Creating and publishing blocks and pipelines

This tutorial guides you through the steps required to publish custom built blocks and pipelines to RZT aiOS. A published block can be later imported in Jupyter notebook and it will also be shown in IDE pipeline builder. Similarly, a pipeline created in Jupyter notebook using published blocks can be saved so that it can be accessed later from IDE and Jupyter notebook.

Every block is published with an associated bundle name which is analogous to a python module name. In order to publish a block, the block code should be placed in certain hierarchy of directories.
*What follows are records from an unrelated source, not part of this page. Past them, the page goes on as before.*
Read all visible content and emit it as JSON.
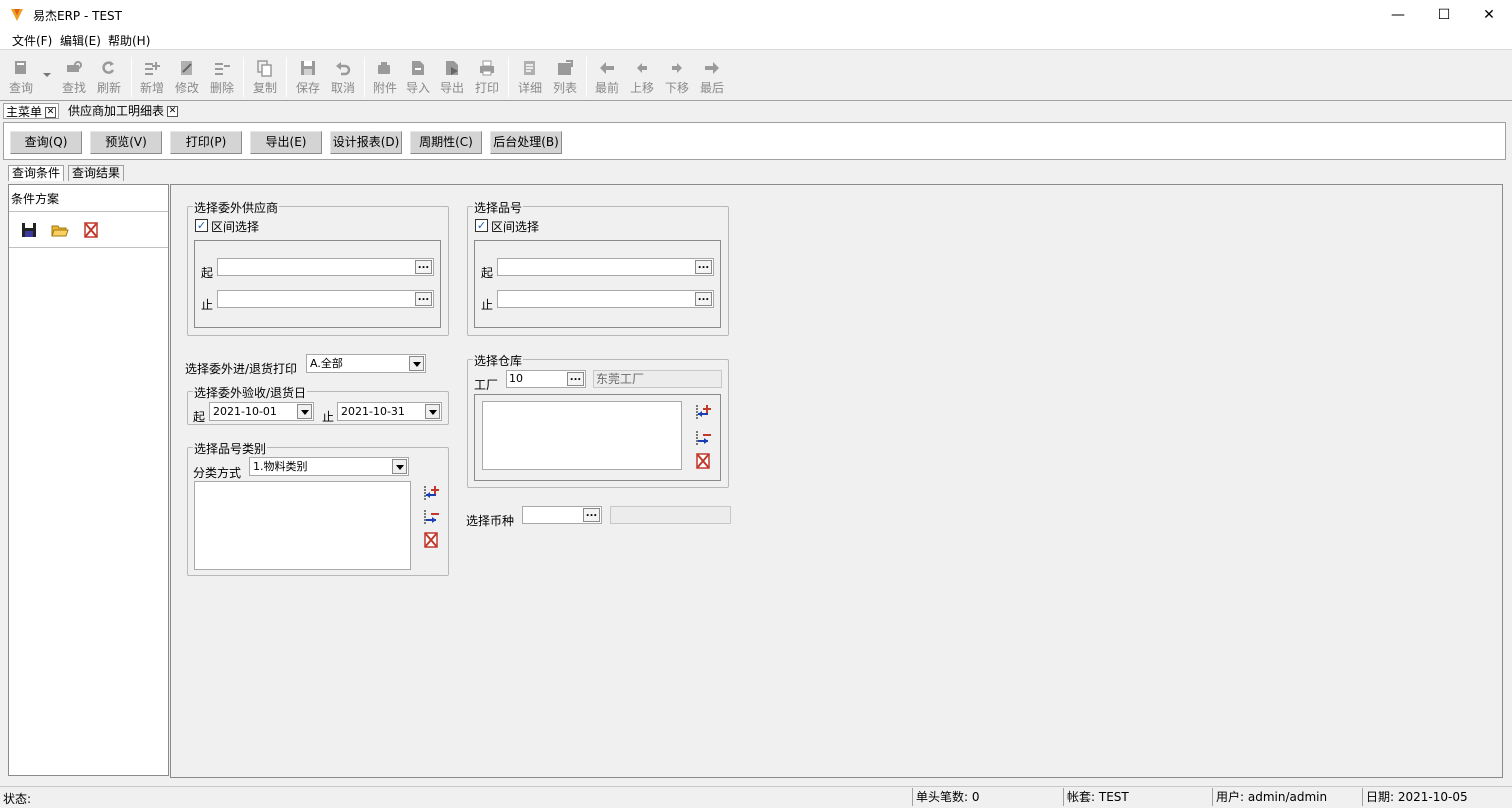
{
  "window": {
    "title": "易杰ERP - TEST",
    "min": "—",
    "max": "☐",
    "close": "✕"
  },
  "menu": [
    "文件(F)",
    "编辑(E)",
    "帮助(H)"
  ],
  "toolbar": {
    "query": "查询",
    "find": "查找",
    "refresh": "刷新",
    "add": "新增",
    "edit": "修改",
    "delete": "删除",
    "copy": "复制",
    "save": "保存",
    "cancel": "取消",
    "attach": "附件",
    "import": "导入",
    "export": "导出",
    "print": "打印",
    "detail": "详细",
    "list": "列表",
    "first": "最前",
    "up": "上移",
    "down": "下移",
    "last": "最后"
  },
  "doc_tabs": [
    "主菜单",
    "供应商加工明细表"
  ],
  "commands": [
    "查询(Q)",
    "预览(V)",
    "打印(P)",
    "导出(E)",
    "设计报表(D)",
    "周期性(C)",
    "后台处理(B)"
  ],
  "sub_tabs": [
    "查询条件",
    "查询结果"
  ],
  "left": {
    "title": "条件方案"
  },
  "supplier": {
    "title": "选择委外供应商",
    "range_label": "区间选择",
    "from": "起",
    "to": "止",
    "from_value": "",
    "to_value": ""
  },
  "item": {
    "title": "选择品号",
    "range_label": "区间选择",
    "from": "起",
    "to": "止",
    "from_value": "",
    "to_value": ""
  },
  "print_type": {
    "label": "选择委外进/退货打印",
    "value": "A.全部"
  },
  "date_range": {
    "title": "选择委外验收/退货日",
    "from": "起",
    "to": "止",
    "from_value": "2021-10-01",
    "to_value": "2021-10-31"
  },
  "category": {
    "title": "选择品号类别",
    "method_label": "分类方式",
    "method_value": "1.物料类别"
  },
  "warehouse": {
    "title": "选择仓库",
    "factory_label": "工厂",
    "factory_code": "10",
    "factory_name": "东莞工厂"
  },
  "currency": {
    "label": "选择币种",
    "code": "",
    "name": ""
  },
  "status": {
    "status_label": "状态:",
    "header_count": "单头笔数: 0",
    "account": "帐套: TEST",
    "user": "用户: admin/admin",
    "date": "日期: 2021-10-05"
  },
  "colors": {
    "accent": "#1a5fb4",
    "disabled": "#8a8a8a",
    "delete_red": "#c0392b"
  }
}
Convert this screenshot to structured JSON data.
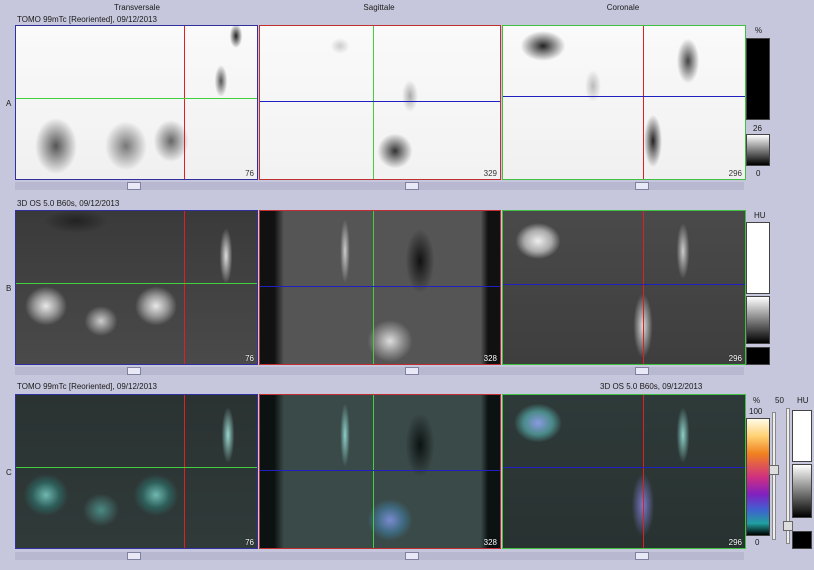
{
  "columns": [
    "Transversale",
    "Sagittale",
    "Coronale"
  ],
  "rows": [
    {
      "letter": "A",
      "title": "TOMO 99mTc [Reoriented], 09/12/2013",
      "slices": [
        "76",
        "329",
        "296"
      ]
    },
    {
      "letter": "B",
      "title": "3D  OS  5.0  B60s, 09/12/2013",
      "slices": [
        "76",
        "328",
        "296"
      ]
    },
    {
      "letter": "C",
      "title": "TOMO 99mTc [Reoriented], 09/12/2013",
      "title_right": "3D  OS  5.0  B60s, 09/12/2013",
      "slices": [
        "76",
        "328",
        "296"
      ]
    }
  ],
  "scales": {
    "a": {
      "unit": "%",
      "max": "26",
      "min": "0"
    },
    "b": {
      "unit": "HU"
    },
    "c": {
      "unit_left": "%",
      "max": "100",
      "min": "0",
      "window": "50",
      "unit_right": "HU"
    }
  },
  "colors": {
    "transversal_vline": "#e02020",
    "transversal_hline": "#40d040",
    "sagittal_vline": "#40d040",
    "sagittal_hline": "#2020c0",
    "coronal_vline": "#e02020",
    "coronal_hline": "#2020c0",
    "frame_transversal": "#3030a0",
    "frame_sagittal": "#c03030",
    "frame_coronal": "#40c040"
  }
}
A block can be published with two different scopes

  • project scope: A block published with project scope will be available ony in the project from which it is published. All python code for a block with project scope should be placed inside the following directory. Replace <bundle_name> with the actual bundle name of the block.
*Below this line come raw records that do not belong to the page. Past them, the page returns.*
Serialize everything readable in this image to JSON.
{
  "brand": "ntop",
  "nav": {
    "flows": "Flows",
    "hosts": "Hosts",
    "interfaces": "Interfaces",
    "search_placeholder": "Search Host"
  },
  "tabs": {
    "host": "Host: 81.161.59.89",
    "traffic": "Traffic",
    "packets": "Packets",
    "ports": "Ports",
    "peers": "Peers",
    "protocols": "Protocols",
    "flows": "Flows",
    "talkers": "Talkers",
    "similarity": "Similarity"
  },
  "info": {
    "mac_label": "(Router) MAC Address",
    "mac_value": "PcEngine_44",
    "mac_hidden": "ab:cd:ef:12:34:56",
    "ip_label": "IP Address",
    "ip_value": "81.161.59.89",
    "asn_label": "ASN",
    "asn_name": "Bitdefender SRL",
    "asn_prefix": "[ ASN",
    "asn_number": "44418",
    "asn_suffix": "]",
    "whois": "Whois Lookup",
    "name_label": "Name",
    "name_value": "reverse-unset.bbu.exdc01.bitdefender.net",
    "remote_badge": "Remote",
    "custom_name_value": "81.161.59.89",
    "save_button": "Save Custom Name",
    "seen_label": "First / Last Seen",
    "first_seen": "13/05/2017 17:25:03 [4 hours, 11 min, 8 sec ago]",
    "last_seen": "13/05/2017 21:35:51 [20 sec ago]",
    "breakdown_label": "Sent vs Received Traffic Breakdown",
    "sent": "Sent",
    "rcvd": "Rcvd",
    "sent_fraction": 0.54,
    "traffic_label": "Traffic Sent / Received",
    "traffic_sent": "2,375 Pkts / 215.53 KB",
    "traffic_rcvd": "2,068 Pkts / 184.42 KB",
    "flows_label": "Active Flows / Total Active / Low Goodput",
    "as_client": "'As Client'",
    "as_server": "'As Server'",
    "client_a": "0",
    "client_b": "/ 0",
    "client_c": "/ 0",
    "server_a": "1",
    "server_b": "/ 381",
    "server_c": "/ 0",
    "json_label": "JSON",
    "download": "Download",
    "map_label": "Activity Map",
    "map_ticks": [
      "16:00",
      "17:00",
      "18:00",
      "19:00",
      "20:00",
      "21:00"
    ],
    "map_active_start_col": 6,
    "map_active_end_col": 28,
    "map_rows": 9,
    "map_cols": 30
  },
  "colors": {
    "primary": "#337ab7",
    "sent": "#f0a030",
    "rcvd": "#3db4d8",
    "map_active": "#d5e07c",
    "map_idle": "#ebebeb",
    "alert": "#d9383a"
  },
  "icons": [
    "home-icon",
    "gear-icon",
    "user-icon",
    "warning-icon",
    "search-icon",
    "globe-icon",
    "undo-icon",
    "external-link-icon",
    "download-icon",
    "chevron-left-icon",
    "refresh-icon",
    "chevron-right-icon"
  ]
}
    • __blocks/project/<bundle_name>
  • org scope: A block can be published with org scope so that it is available in all projects for that tenant. Custom block with org scope should follow the following directory structure

    • __blocks/org/<bundle_name>

The examples described below explains how to publish blocks with project scope and how to save a pipeline built using published blocks. To change the project scope to org, just change the the directory structure (change the directory from project to org)

1.1 Create the block code

Create a python file __blocks/project/Batch_IO/batch_io.py with the following code

import razor.flow as rf
import typing as t
from razor.api import project_space_path

import pandas as pd
@rf.block
class CsvReaderBatch:
    __publish__ = True
    __label__ = "CsvReaderBatch"
    __description__ = "Reads a csv file from project space and output the data as pandas DataFrame object"
    __tags__ = []
    __category__ = 'Batch_IO'

    filename: str
    output:rf.Output[pd.DataFrame]
    def run(self):
        file_path = project_space_path(self.filename)
        df = pd.read_csv(file_path)
        self.output.put(df)
        
@rf.block
class DfFilterNan:
    __publish__ = True
    __label__ = "DfFilterNan"
    __description__ = "Remove the rows with nan from a data frame"
    __tags__ = []
    __category__ = 'Batch_IO'

    
    df:pd.DataFrame
    output: rf.Output[pd.DataFrame]
    def run(self):
        self.df.dropna(axis=0, inplace=True)
        self.output.put(self.df)
        
@rf.block
class CsvWriterBatch:
    __publish__ = True
    __label__ = "CsvWriterBatch"
    __description__ = "Save a pandas dataframe as csv file in project space"
    __tags__ = []
    __category__ = 'Batch_IO'

    filename: str
    df:pd.DataFrame
    def run(self):
        self.df.to_csv(project_space_path(self.filename))

1.2 Import the blocks

Create a python file __blocks/project/Batch_IO/__init__.py with the following code

from .batch_io import CsvReaderBatch, DfFilterNan, CsvWriterBatch

from razor import block_setup
__metadata__ = block_setup(version="0.0.1")

1.3 Publish the blocks

from razor import BlockScope
razor.api.blocks.publish(scope=BlockScope.PROJECT,bundle='Batch_IO',overwrite =True)
INFO:razor.api.impl.block_manager_impl:Packaging the bundle...
INFO:razor.api.impl.block_manager_impl:Publishing block bundle...
INFO:razor.api.impl.block_manager_impl:Block bundle published.
INFO:razor.api.impl.block_manager_impl:Make sure to restart the Jupyter kernel and then you can use the blocks as follows:
INFO:razor.api.impl.block_manager_impl:from razor.project.blocks.Batch_IO import DfFilterNan
INFO:razor.api.impl.block_manager_impl:from razor.project.blocks.Batch_IO import CsvWriterBatch
INFO:razor.api.impl.block_manager_impl:from razor.project.blocks.Batch_IO import CsvReaderBatch

1.4 Create a pipeline using published blocks

Use the custom blocks, created and published in above sections, to create a pipeline that reads a csv file titanic/train.csv uploaded in the project space from IDE. See article uploading a file in project space to see how to upload a data file in your project space

from razor.project.blocks.Batch_IO import CsvWriterBatch
from razor.project.blocks.Batch_IO import DfFilterNan
from razor.project.blocks.Batch_IO import CsvReaderBatch

csv_reader = CsvReaderBatch(filename = "titanic/train.csv")
nan_filter = DfFilterNan(df = csv_reader.output)
csv_writer = CsvWriterBatch(filename="titanic/train_nan_removed.csv", df=nan_filter.output)
pipeline = rf.Pipeline(name="Filter Nan", targets=[csv_writer])
pipeline.show()

svg

1.5 Save the pipeline

razor.api.pipelines.save(pipeline)
INFO:razor.api.impl.pipeline_manager_impl:Registering pipeline with name: `Filter Nan`
INFO:razor.api.impl.pipeline_manager_impl:
Saving pipeline...
INFO:razor.api.impl.pipeline_manager_impl:
Pipeline is valid.

INFO:razor.api.impl.pipeline_manager_impl:Pipeline saved!

1.6 View saved pipelines

The api razor.api.pipelines() can be used to list all the saved pipelines.

razor.api.pipelines()

The saved pipeline will also start appearing in IDE

pipeline published 1

pipeline published 2